Der Köttzug ist eine sehr „trinkfreudige“ Angelegenheit, die eine gewisse körperliche Konstitution verlangt. Aber auch hierbei wird das Tanzbein geschwungen oder bei den Gönnern des Vereins kräftig das Fähndel geschwenkt.

Während die Dame des Hauses beim Tanzen gebunden war, stand oftmals die Küche im entscheidenden Moment unbewacht offen. Da nun so ein Köttzoch natürlich auch Hunger zu Folge hat, lag hier wohl nicht näher, als den Kirmesbraten „Zwangsevakuieren“ zu müssen.

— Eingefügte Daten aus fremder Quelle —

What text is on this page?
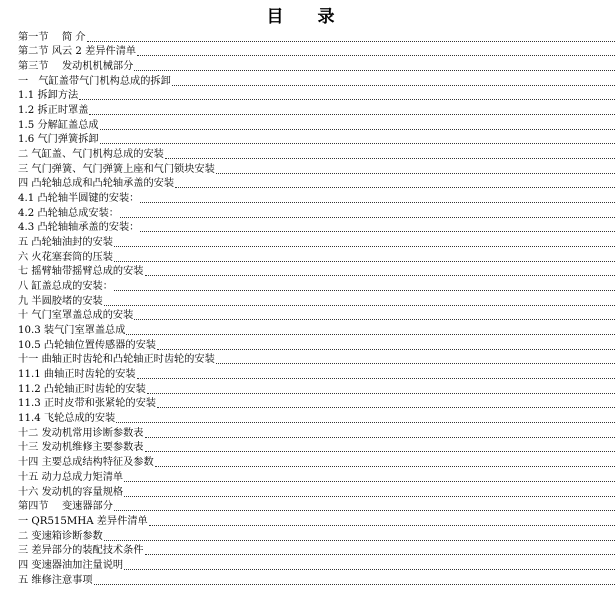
目 录
第一节　 简 介
第二节 风云 2 差异件清单
第三节　 发动机机械部分
一　气缸盖带气门机构总成的拆卸
1.1 拆卸方法
1.2 拆正时罩盖
1.5 分解缸盖总成
1.6 气门弹簧拆卸
二 气缸盖、气门机构总成的安装
三 气门弹簧、气门弹簧上座和气门锁块安装
四 凸轮轴总成和凸轮轴承盖的安装
4.1 凸轮轴半圆键的安装：
4.2 凸轮轴总成安装：
4.3 凸轮轴轴承盖的安装：
五 凸轮轴油封的安装
六 火花塞套筒的压装
七 摇臂轴带摇臂总成的安装
八 缸盖总成的安装：
九 半圆胶堵的安装
十 气门室罩盖总成的安装
10.3 装气门室罩盖总成
10.5 凸轮轴位置传感器的安装
十一 曲轴正时齿轮和凸轮轴正时齿轮的安装
11.1 曲轴正时齿轮的安装
11.2 凸轮轴正时齿轮的安装
11.3 正时皮带和张紧轮的安装
11.4 飞轮总成的安装
十二 发动机常用诊断参数表
十三 发动机维修主要参数表
十四 主要总成结构特征及参数
十五 动力总成力矩清单
十六 发动机的容量规格
第四节　 变速器部分
一 QR515MHA 差异件清单
二 变速箱诊断参数
三 差异部分的装配技术条件
四 变速器油加注量说明
五 维修注意事项
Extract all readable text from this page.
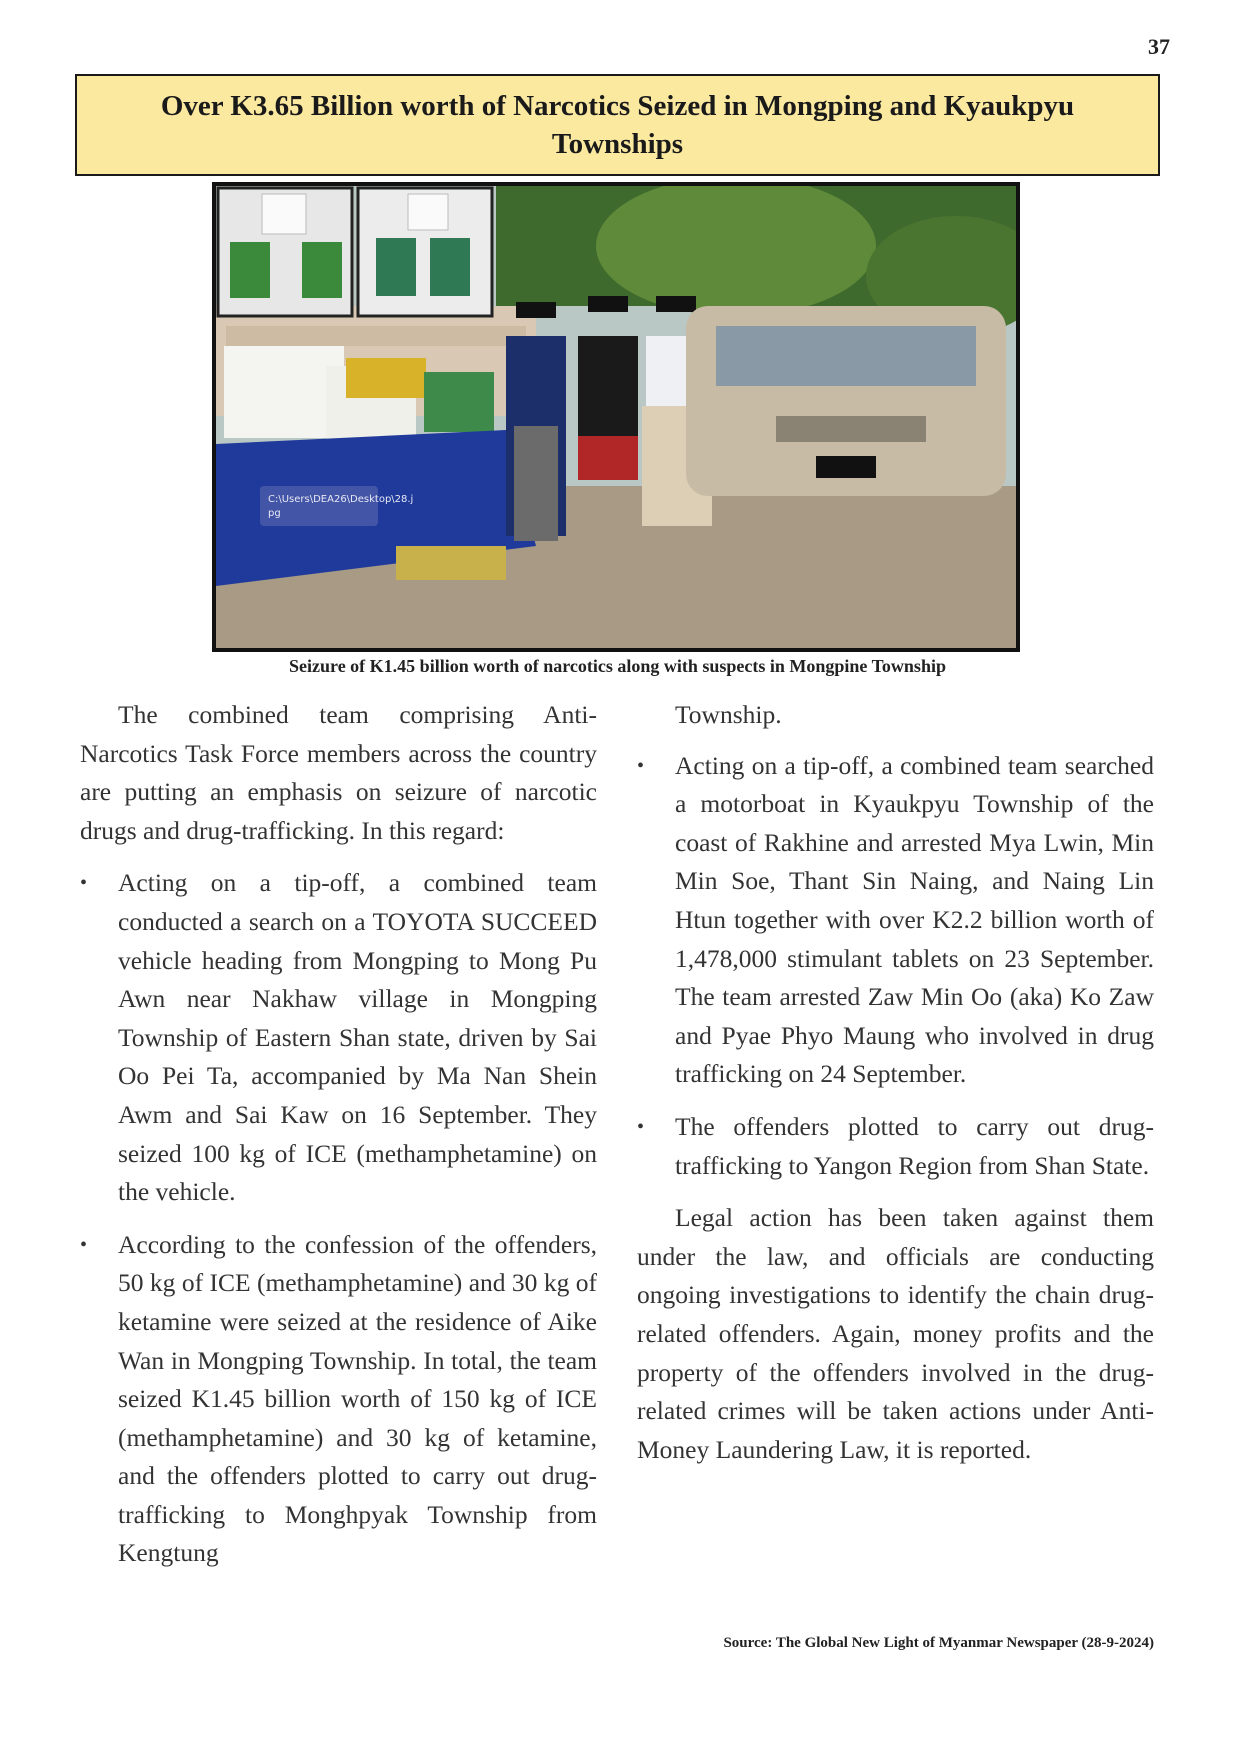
37
Over K3.65 Billion worth of Narcotics Seized in Mongping and Kyaukpyu Townships
C:\Users\DEA26\Desktop\28.j
pg
Seizure of K1.45 billion worth of narcotics along with suspects in Mongpine Township

The combined team comprising Anti-Narcotics Task Force members across the country are putting an emphasis on seizure of narcotic drugs and drug-trafficking. In this regard:

•	Acting on a tip-off, a combined team conducted a search on a TOYOTA SUCCEED vehicle heading from Mongping to Mong Pu Awn near Nakhaw village in Mongping Township of Eastern Shan state, driven by Sai Oo Pei Ta, accompanied by Ma Nan Shein Awm and Sai Kaw on 16 September. They seized 100 kg of ICE (methamphetamine) on the vehicle.
•	According to the confession of the offenders, 50 kg of ICE (methamphetamine) and 30 kg of ketamine were seized at the residence of Aike Wan in Mongping Township. In total, the team seized K1.45 billion worth of 150 kg of ICE (methamphetamine) and 30 kg of ketamine, and the offenders plotted to carry out drug-trafficking to Monghpyak Township from Kengtung

Township.

•	Acting on a tip-off, a combined team searched a motorboat in Kyaukpyu Township of the coast of Rakhine and arrested Mya Lwin, Min Min Soe, Thant Sin Naing, and Naing Lin Htun together with over K2.2 billion worth of 1,478,000 stimulant tablets on 23 September. The team arrested Zaw Min Oo (aka) Ko Zaw and Pyae Phyo Maung who involved in drug trafficking on 24 September.
•	The offenders plotted to carry out drug-trafficking to Yangon Region from Shan State.

Legal action has been taken against them under the law, and officials are conducting ongoing investigations to identify the chain drug-related offenders. Again, money profits and the property of the offenders involved in the drug-related crimes will be taken actions under Anti-Money Laundering Law, it is reported.

Source: The Global New Light of Myanmar Newspaper (28-9-2024)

Wurde eine Entfernung des Mittagsessens bemerkt, war es häufig schon zu spät – der Hunger war gestillt.

Der Abschluss der Kirmes wird dann mit der Verurteilung des Kirmesmannes, des „Paies“ durchgeführt. Früher am „Löngpool“, heute vor der Burg Hemmerich, findet diese Aburteilung von „Eduard Paies“ statt. Der Tod durch Verbrennen ist alljährlich vorgeplant. Anschließend trifft man sich gegenüber beim Vereinswirt „Eeche Hannes“ zum Kirmeskehraus.